Esse capítulo se inicia com o esclarecimento do que se entende por sujeito e escolha quando se fala em psicose como escolha subjetiva. Isso porque dizer sujeito que escolhe não é correto, já que, no momento em que tal escolha ocorre, não se pode dizer ainda que ali há um sujeito e sim que ali um sujeito irá advir. Assim, em cada momento do ensino de Lacan, o agente da escolha é abordado de forma distinta, de acordo com suas elaborações do momento, e o próprio uso do termo escolha é também modificado, usando-se também decisão, assentimento ou escolha forçada, seguindo também as indicações e termos lacanianos.

A primeira abordagem de Lacan a respeito da constituição subjetiva é relativa às suas teorizações sobre a aposta em uma causalidade psíquica, e não orgânica, para as psicoses, momento em que ele falará sobre a "insondável decisão do ser".
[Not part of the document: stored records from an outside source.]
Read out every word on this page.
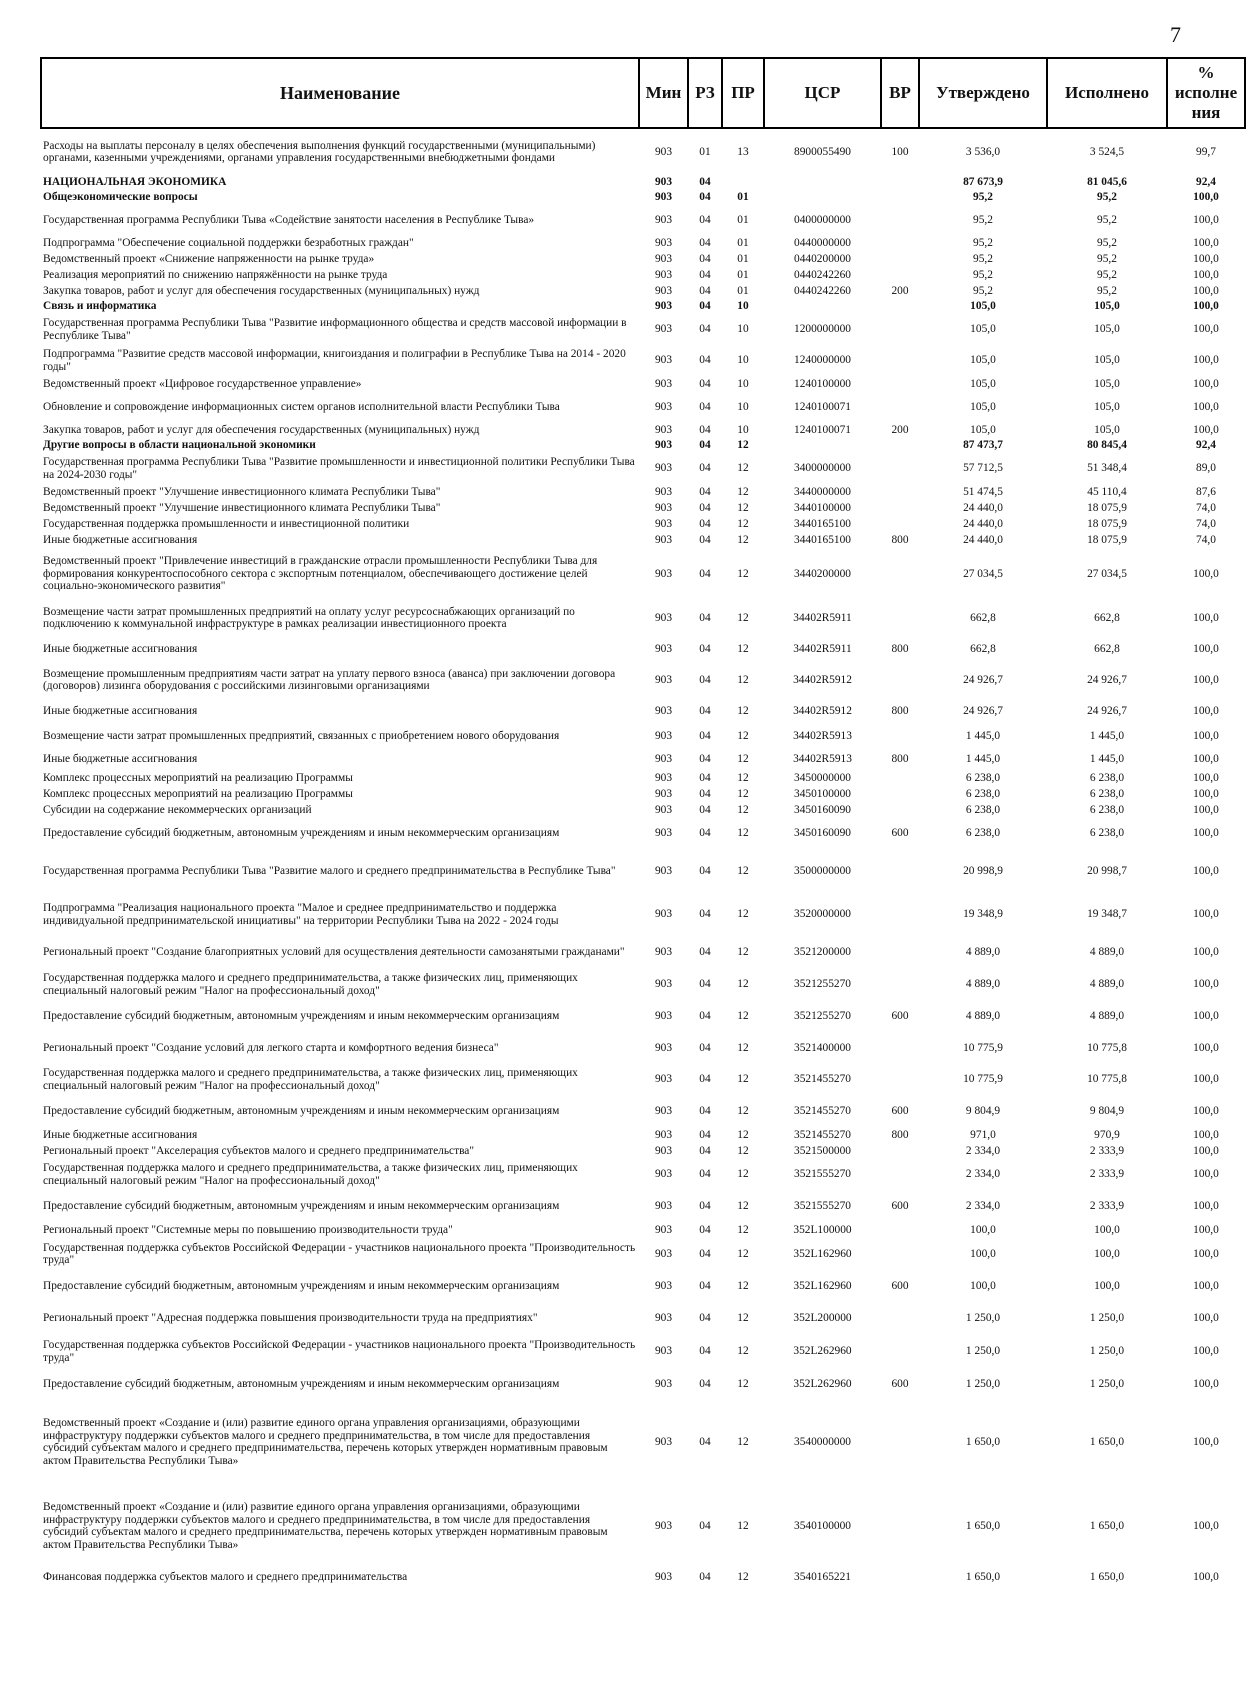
7
Наименование	Мин	РЗ	ПР	ЦСР	ВР	Утверждено	Исполнено	% исполне ния
Расходы на выплаты персоналу в целях обеспечения выполнения функций государственными (муниципальными) органами, казенными учреждениями, органами управления государственными внебюджетными фондами	903	01	13	8900055490	100	3 536,0	3 524,5	99,7
НАЦИОНАЛЬНАЯ ЭКОНОМИКА	903	04				87 673,9	81 045,6	92,4
Общеэкономические вопросы	903	04	01			95,2	95,2	100,0
Государственная программа Республики Тыва «Содействие занятости населения в Республике Тыва»	903	04	01	0400000000		95,2	95,2	100,0
Подпрограмма "Обеспечение социальной поддержки безработных граждан"	903	04	01	0440000000		95,2	95,2	100,0
Ведомственный проект «Снижение напряженности на рынке труда»	903	04	01	0440200000		95,2	95,2	100,0
Реализация мероприятий по снижению напряжённости на рынке труда	903	04	01	0440242260		95,2	95,2	100,0
Закупка товаров, работ и услуг для обеспечения государственных (муниципальных) нужд	903	04	01	0440242260	200	95,2	95,2	100,0
Связь и информатика	903	04	10			105,0	105,0	100,0
Государственная программа Республики Тыва "Развитие информационного общества и средств массовой информации в Республике Тыва"	903	04	10	1200000000		105,0	105,0	100,0
Подпрограмма "Развитие средств массовой информации, книгоиздания и полиграфии в Республике Тыва на 2014 - 2020 годы"	903	04	10	1240000000		105,0	105,0	100,0
Ведомственный проект «Цифровое государственное управление»	903	04	10	1240100000		105,0	105,0	100,0
Обновление и сопровождение информационных систем органов исполнительной власти Республики Тыва	903	04	10	1240100071		105,0	105,0	100,0
Закупка товаров, работ и услуг для обеспечения государственных (муниципальных) нужд	903	04	10	1240100071	200	105,0	105,0	100,0
Другие вопросы в области национальной экономики	903	04	12			87 473,7	80 845,4	92,4
Государственная программа Республики Тыва "Развитие промышленности и инвестиционной политики Республики Тыва на 2024-2030 годы"	903	04	12	3400000000		57 712,5	51 348,4	89,0
Ведомственный проект "Улучшение инвестиционного климата Республики Тыва"	903	04	12	3440000000		51 474,5	45 110,4	87,6
Ведомственный проект "Улучшение инвестиционного климата Республики Тыва"	903	04	12	3440100000		24 440,0	18 075,9	74,0
Государственная поддержка промышленности и инвестиционной политики	903	04	12	3440165100		24 440,0	18 075,9	74,0
Иные бюджетные ассигнования	903	04	12	3440165100	800	24 440,0	18 075,9	74,0
Ведомственный проект "Привлечение инвестиций в гражданские отрасли промышленности Республики Тыва для формирования конкурентоспособного сектора с экспортным потенциалом, обеспечивающего достижение целей социально-экономического развития"	903	04	12	3440200000		27 034,5	27 034,5	100,0
Возмещение части затрат промышленных предприятий на оплату услуг ресурсоснабжающих организаций по подключению к коммунальной инфраструктуре в рамках реализации инвестиционного проекта	903	04	12	34402R5911		662,8	662,8	100,0
Иные бюджетные ассигнования	903	04	12	34402R5911	800	662,8	662,8	100,0
Возмещение промышленным предприятиям части затрат на уплату первого взноса (аванса) при заключении договора (договоров) лизинга оборудования с российскими лизинговыми организациями	903	04	12	34402R5912		24 926,7	24 926,7	100,0
Иные бюджетные ассигнования	903	04	12	34402R5912	800	24 926,7	24 926,7	100,0
Возмещение части затрат промышленных предприятий, связанных с приобретением нового оборудования	903	04	12	34402R5913		1 445,0	1 445,0	100,0
Иные бюджетные ассигнования	903	04	12	34402R5913	800	1 445,0	1 445,0	100,0
Комплекс процессных мероприятий на реализацию Программы	903	04	12	3450000000		6 238,0	6 238,0	100,0
Комплекс процессных мероприятий на реализацию Программы	903	04	12	3450100000		6 238,0	6 238,0	100,0
Субсидии на содержание некоммерческих организаций	903	04	12	3450160090		6 238,0	6 238,0	100,0
Предоставление субсидий бюджетным, автономным учреждениям и иным некоммерческим организациям	903	04	12	3450160090	600	6 238,0	6 238,0	100,0
Государственная программа Республики Тыва "Развитие малого и среднего предпринимательства в Республике Тыва"	903	04	12	3500000000		20 998,9	20 998,7	100,0
Подпрограмма "Реализация национального проекта "Малое и среднее предпринимательство и поддержка индивидуальной предпринимательской инициативы" на территории Республики Тыва на 2022 - 2024 годы	903	04	12	3520000000		19 348,9	19 348,7	100,0
Региональный проект "Создание благоприятных условий для осуществления деятельности самозанятыми гражданами"	903	04	12	3521200000		4 889,0	4 889,0	100,0
Государственная поддержка малого и среднего предпринимательства, а также физических лиц, применяющих специальный налоговый режим "Налог на профессиональный доход"	903	04	12	3521255270		4 889,0	4 889,0	100,0
Предоставление субсидий бюджетным, автономным учреждениям и иным некоммерческим организациям	903	04	12	3521255270	600	4 889,0	4 889,0	100,0
Региональный проект "Создание условий для легкого старта и комфортного ведения бизнеса"	903	04	12	3521400000		10 775,9	10 775,8	100,0
Государственная поддержка малого и среднего предпринимательства, а также физических лиц, применяющих специальный налоговый режим "Налог на профессиональный доход"	903	04	12	3521455270		10 775,9	10 775,8	100,0
Предоставление субсидий бюджетным, автономным учреждениям и иным некоммерческим организациям	903	04	12	3521455270	600	9 804,9	9 804,9	100,0
Иные бюджетные ассигнования	903	04	12	3521455270	800	971,0	970,9	100,0
Региональный проект "Акселерация субъектов малого и среднего предпринимательства"	903	04	12	3521500000		2 334,0	2 333,9	100,0
Государственная поддержка малого и среднего предпринимательства, а также физических лиц, применяющих специальный налоговый режим "Налог на профессиональный доход"	903	04	12	3521555270		2 334,0	2 333,9	100,0
Предоставление субсидий бюджетным, автономным учреждениям и иным некоммерческим организациям	903	04	12	3521555270	600	2 334,0	2 333,9	100,0
Региональный проект "Системные меры по повышению производительности труда"	903	04	12	352L100000		100,0	100,0	100,0
Государственная поддержка субъектов Российской Федерации - участников национального проекта "Производительность труда"	903	04	12	352L162960		100,0	100,0	100,0
Предоставление субсидий бюджетным, автономным учреждениям и иным некоммерческим организациям	903	04	12	352L162960	600	100,0	100,0	100,0
Региональный проект "Адресная поддержка повышения производительности труда на предприятиях"	903	04	12	352L200000		1 250,0	1 250,0	100,0
Государственная поддержка субъектов Российской Федерации - участников национального проекта "Производительность труда"	903	04	12	352L262960		1 250,0	1 250,0	100,0
Предоставление субсидий бюджетным, автономным учреждениям и иным некоммерческим организациям	903	04	12	352L262960	600	1 250,0	1 250,0	100,0
Ведомственный проект «Создание и (или) развитие единого органа управления организациями, образующими инфраструктуру поддержки субъектов малого и среднего предпринимательства, в том числе для предоставления субсидий субъектам малого и среднего предпринимательства, перечень которых утвержден нормативным правовым актом Правительства Республики Тыва»	903	04	12	3540000000		1 650,0	1 650,0	100,0
Ведомственный проект «Создание и (или) развитие единого органа управления организациями, образующими инфраструктуру поддержки субъектов малого и среднего предпринимательства, в том числе для предоставления субсидий субъектам малого и среднего предпринимательства, перечень которых утвержден нормативным правовым актом Правительства Республики Тыва»	903	04	12	3540100000		1 650,0	1 650,0	100,0
Финансовая поддержка субъектов малого и среднего предпринимательства	903	04	12	3540165221		1 650,0	1 650,0	100,0
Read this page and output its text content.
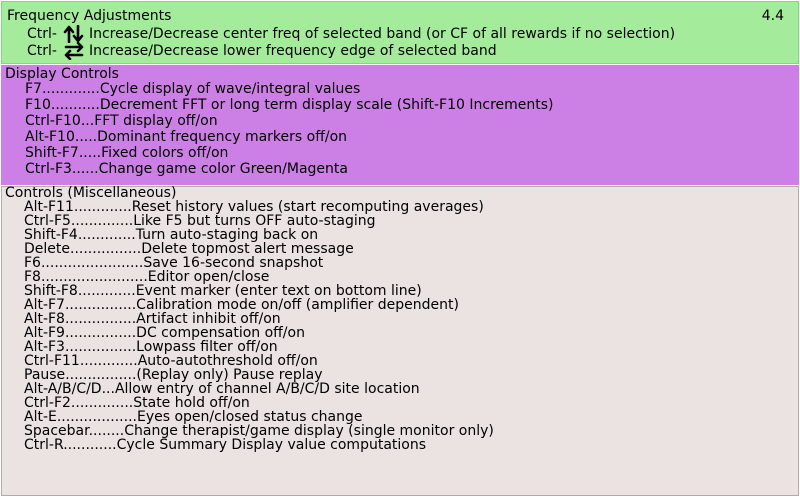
Frequency Adjustments	4.4
Ctrl- Increase/Decrease center freq of selected band (or CF of all rewards if no selection)
Ctrl- Increase/Decrease lower frequency edge of selected band
Display Controls
F7.............Cycle display of wave/integral values
F10...........Decrement FFT or long term display scale (Shift-F10 Increments)
Ctrl-F10...FFT display off/on
Alt-F10.....Dominant frequency markers off/on
Shift-F7.....Fixed colors off/on
Ctrl-F3......Change game color Green/Magenta
Controls (Miscellaneous)
Alt-F11.............Reset history values (start recomputing averages)
Ctrl-F5..............Like F5 but turns OFF auto-staging
Shift-F4.............Turn auto-staging back on
Delete................Delete topmost alert message
F6.......................Save 16-second snapshot
F8........................Editor open/close
Shift-F8.............Event marker (enter text on bottom line)
Alt-F7................Calibration mode on/off (amplifier dependent)
Alt-F8................Artifact inhibit off/on
Alt-F9................DC compensation off/on
Alt-F3................Lowpass filter off/on
Ctrl-F11.............Auto-autothreshold off/on
Pause................(Replay only) Pause replay
Alt-A/B/C/D...Allow entry of channel A/B/C/D site location
Ctrl-F2..............State hold off/on
Alt-E..................Eyes open/closed status change
Spacebar........Change therapist/game display (single monitor only)
Ctrl-R............Cycle Summary Display value computations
Posteriormente a isso, quando trabalha a constituição do Eu no estágio do espelho, aponta que cabe à criança se alienar a uma totalidade imaginária referente a uma imagem que vem do outro.

Em seu primeiro ensino, a psicose é teorizada como decorrente da forclusão do Nome do pai, tomada como um acidente, uma falha estrutural. Nessa época, Lacan aponta que o "sujeito em sua inefável e estúpida existência" está totalmente implicado em sua constituição, mas diz também da importância da relação com os pais, de forma que a escolha aponta então para certa limitação e arbitrariedade, já que depende de algumas contingências da vida do sujeito.

Outra teorização de Lacan a respeito de uma escolha subjetiva é encontrada em suas elaborações sobre o mecanismo da privação, em que fica posta para a criança a possibilidade de se aceitar ou recusar a privação materna, entre ser e não ser o falo.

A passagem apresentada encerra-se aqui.